America's land mass is too large to implement a full-scale, reliable rail system that would preclude consumers from needing their own vehicles (most other small, post-industrial nations can afford this luxury). America could eventually, and that's a different topic entirely, but I'd love to take it on. For the time being, we must focus on alternative energy technologies for the automobile: that's our current infrastructure.
As you can see, this isn't just about my lungs. It's about a lot of things, mostly political.
Why did we invade a country to ensure a consistent oil supply for both our economy and defense system? The costs of doing so have been tremendous: outrageous defense spending, political repercussions worldwide, and, naturally, over 2,000 American lives and the uncountable number of Iraqi citizens (estimates exceed 20,000) who perished in the "War on Terra", as President Bush would have you believe it is pronounced.
Forget the moral standpoint, I'm talking economics here. For the billions of dollars (soon to be trillions?) we've invested there, imagine the amount of government subsidies and incentives that could have been offered to both the oil and automobile industries to (1) promote new, efficient engine technologies, and (2) promote delivery of these new fuels and systems to places across the country?
Let's also not forget that those incentives would, in some cases, lead to the redeveloping of tens of thousands of gas stations: spending in local economies across the country. Sure, there's an inflationary risk, but in a post-9/11 economy, America could have used the injection of capital.

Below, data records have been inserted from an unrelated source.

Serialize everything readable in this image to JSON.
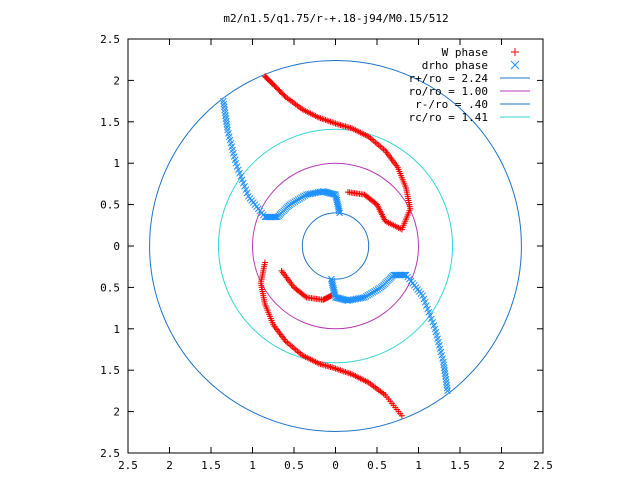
{
  "chart_data": {
    "type": "scatter",
    "title": "m2/n1.5/q1.75/r-+.18-j94/M0.15/512",
    "xlim": [
      -2.5,
      2.5
    ],
    "ylim": [
      -2.5,
      2.5
    ],
    "x_tick_values": [
      -2.5,
      -2,
      -1.5,
      -1,
      -0.5,
      0,
      0.5,
      1,
      1.5,
      2,
      2.5
    ],
    "x_tick_labels": [
      "2.5",
      "2",
      "1.5",
      "1",
      "0.5",
      "0",
      "0.5",
      "1",
      "1.5",
      "2",
      "2.5"
    ],
    "y_tick_values": [
      2.5,
      2,
      1.5,
      1,
      0.5,
      0,
      -0.5,
      -1,
      -1.5,
      -2,
      -2.5
    ],
    "y_tick_labels": [
      "2.5",
      "2",
      "1.5",
      "1",
      "0.5",
      "0",
      "0.5",
      "1",
      "1.5",
      "2",
      "2.5"
    ],
    "legend_position": "top-right",
    "series": [
      {
        "name": "W phase",
        "marker": "+",
        "color": "#ff0000",
        "points": [
          [
            -0.85,
            2.05
          ],
          [
            -0.75,
            1.95
          ],
          [
            -0.6,
            1.8
          ],
          [
            -0.4,
            1.65
          ],
          [
            -0.2,
            1.55
          ],
          [
            0,
            1.48
          ],
          [
            0.2,
            1.42
          ],
          [
            0.4,
            1.32
          ],
          [
            0.6,
            1.15
          ],
          [
            0.75,
            0.95
          ],
          [
            0.85,
            0.7
          ],
          [
            0.9,
            0.45
          ],
          [
            0.8,
            0.2
          ],
          [
            0.6,
            0.3
          ],
          [
            0.5,
            0.5
          ],
          [
            0.35,
            0.62
          ],
          [
            0.15,
            0.65
          ],
          [
            -0.85,
            -0.2
          ],
          [
            -0.9,
            -0.45
          ],
          [
            -0.85,
            -0.7
          ],
          [
            -0.75,
            -0.95
          ],
          [
            -0.6,
            -1.15
          ],
          [
            -0.4,
            -1.32
          ],
          [
            -0.2,
            -1.42
          ],
          [
            0,
            -1.48
          ],
          [
            0.2,
            -1.55
          ],
          [
            0.4,
            -1.65
          ],
          [
            0.6,
            -1.8
          ],
          [
            0.8,
            -2.05
          ],
          [
            -0.65,
            -0.3
          ],
          [
            -0.5,
            -0.5
          ],
          [
            -0.35,
            -0.62
          ],
          [
            -0.15,
            -0.65
          ],
          [
            -0.05,
            -0.6
          ]
        ]
      },
      {
        "name": "drho phase",
        "marker": "x",
        "color": "#1e90ff",
        "points": [
          [
            -1.35,
            1.75
          ],
          [
            -1.3,
            1.4
          ],
          [
            -1.2,
            1.0
          ],
          [
            -1.05,
            0.6
          ],
          [
            -0.85,
            0.35
          ],
          [
            -0.7,
            0.35
          ],
          [
            -0.55,
            0.5
          ],
          [
            -0.35,
            0.62
          ],
          [
            -0.15,
            0.66
          ],
          [
            0,
            0.62
          ],
          [
            0.05,
            0.4
          ],
          [
            1.35,
            -1.75
          ],
          [
            1.3,
            -1.4
          ],
          [
            1.2,
            -1.0
          ],
          [
            1.05,
            -0.6
          ],
          [
            0.85,
            -0.35
          ],
          [
            0.7,
            -0.35
          ],
          [
            0.55,
            -0.5
          ],
          [
            0.35,
            -0.62
          ],
          [
            0.15,
            -0.66
          ],
          [
            0,
            -0.62
          ],
          [
            -0.05,
            -0.4
          ]
        ]
      },
      {
        "name": "r+/ro = 2.24",
        "type": "circle",
        "radius": 2.24,
        "color": "#1e74c8"
      },
      {
        "name": "ro/ro = 1.00",
        "type": "circle",
        "radius": 1.0,
        "color": "#b43ab4"
      },
      {
        "name": "r-/ro = .40",
        "type": "circle",
        "radius": 0.4,
        "color": "#1e74c8"
      },
      {
        "name": "rc/ro = 1.41",
        "type": "circle",
        "radius": 1.41,
        "color": "#33d6d6"
      }
    ]
  }
}
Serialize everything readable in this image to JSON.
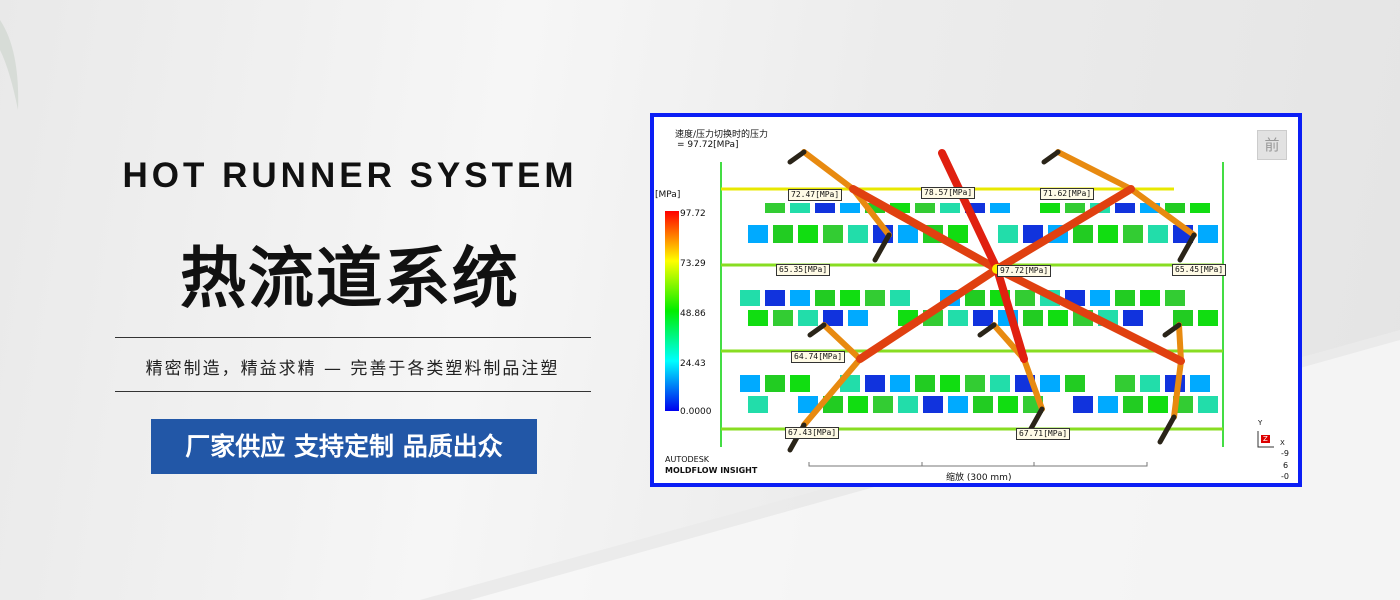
{
  "banner": {
    "title_en": "HOT RUNNER SYSTEM",
    "title_cn": "热流道系统",
    "subtitle": "精密制造，精益求精 — 完善于各类塑料制品注塑",
    "cta_label": "厂家供应 支持定制 品质出众",
    "cta_color": "#2257a7"
  },
  "simulation": {
    "result_title": "速度/压力切换时的压力",
    "result_value": "= 97.72[MPa]",
    "view_button": "前",
    "unit": "[MPa]",
    "scale_ticks": [
      "97.72",
      "73.29",
      "48.86",
      "24.43",
      "0.0000"
    ],
    "probe_labels": [
      "72.47[MPa]",
      "78.57[MPa]",
      "71.62[MPa]",
      "65.35[MPa]",
      "97.72[MPa]",
      "65.45[MPa]",
      "64.74[MPa]",
      "67.43[MPa]",
      "67.71[MPa]"
    ],
    "brand_top": "AUTODESK",
    "brand_bottom": "MOLDFLOW INSIGHT",
    "scale_bar_label": "缩放 (300 mm)",
    "axis": {
      "y": "Y",
      "z": "Z",
      "x": "X",
      "readout": [
        "-9",
        "6",
        "-0"
      ]
    },
    "border_color": "#0b1ef5"
  }
}
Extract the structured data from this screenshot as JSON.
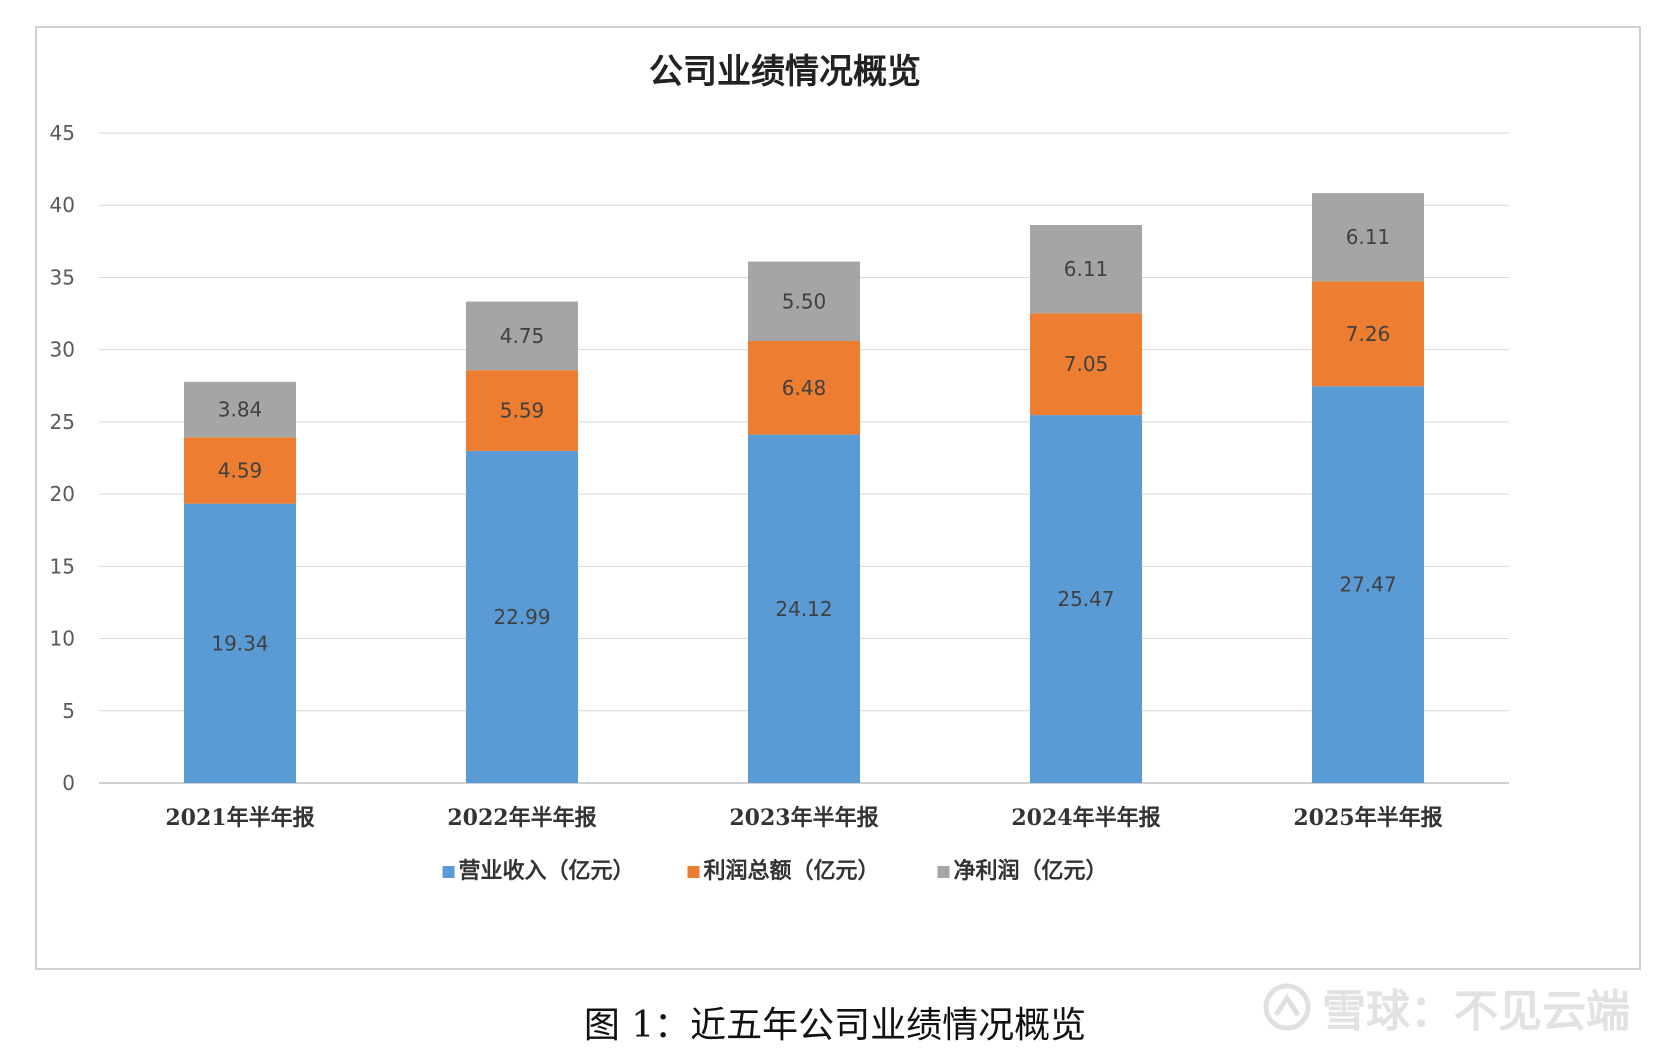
{
  "chart_data": {
    "type": "bar",
    "stacked": true,
    "title": "公司业绩情况概览",
    "categories": [
      "2021年半年报",
      "2022年半年报",
      "2023年半年报",
      "2024年半年报",
      "2025年半年报"
    ],
    "series": [
      {
        "name": "营业收入（亿元）",
        "color": "#5b9bd5",
        "values": [
          19.34,
          22.99,
          24.12,
          25.47,
          27.47
        ]
      },
      {
        "name": "利润总额（亿元）",
        "color": "#ed7d31",
        "values": [
          4.59,
          5.59,
          6.48,
          7.05,
          7.26
        ]
      },
      {
        "name": "净利润（亿元）",
        "color": "#a5a5a5",
        "values": [
          3.84,
          4.75,
          5.5,
          6.11,
          6.11
        ]
      }
    ],
    "ylim": [
      0,
      45
    ],
    "yticks": [
      0,
      5,
      10,
      15,
      20,
      25,
      30,
      35,
      40,
      45
    ],
    "grid": true,
    "legend": "bottom"
  },
  "caption": "图 1：近五年公司业绩情况概览",
  "watermark": {
    "icon": "snowball-logo-icon",
    "text": "雪球：不见云端"
  }
}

Am I having an "Emperor's New Clothes" moment here? Hasn't anyone else thought of this? Imagine the political image: "We're reducing America's dependence on foreign governments for oil, creating jobs at home by redeveloping our energy delivery infrastructure, and stabilizing energy prices that will help every hard-working American family save their hard-earned income." Tell me that doesn't appeal to the left and the right. Of course, the part that isn't included in that last bit is "...save their hard earned income for rising education and health care costs", but we'll tackle one issue at a time.
Let's not forget the environmental issue, too. We've already destroyed enough, haven't we? I'm not quite ready to colonize another planet just yet; I've grown quite fond of this world, actually. They've got some great food here.
So, I now leave you with my favorite lines from the Cake song "Carbon Dioxide":
I wish I was in that Mercedes Benz
Sealed away from my sins
I'd have the music high, going ninety-five
Aaaaahhh
Too much, Too much
Too much carbon dioxide for me to bear
I was honked at by a Mercedes the other day. I caught up to him in traffic a few kilometers down the road. I sneered as I passed him, and I certainly hope he saw me. I regularly beat cars because of the traffic and stoplights -- motorbikes usually beat me, though -- they carry the same advantage of being able to weave through stopped cars at red lights.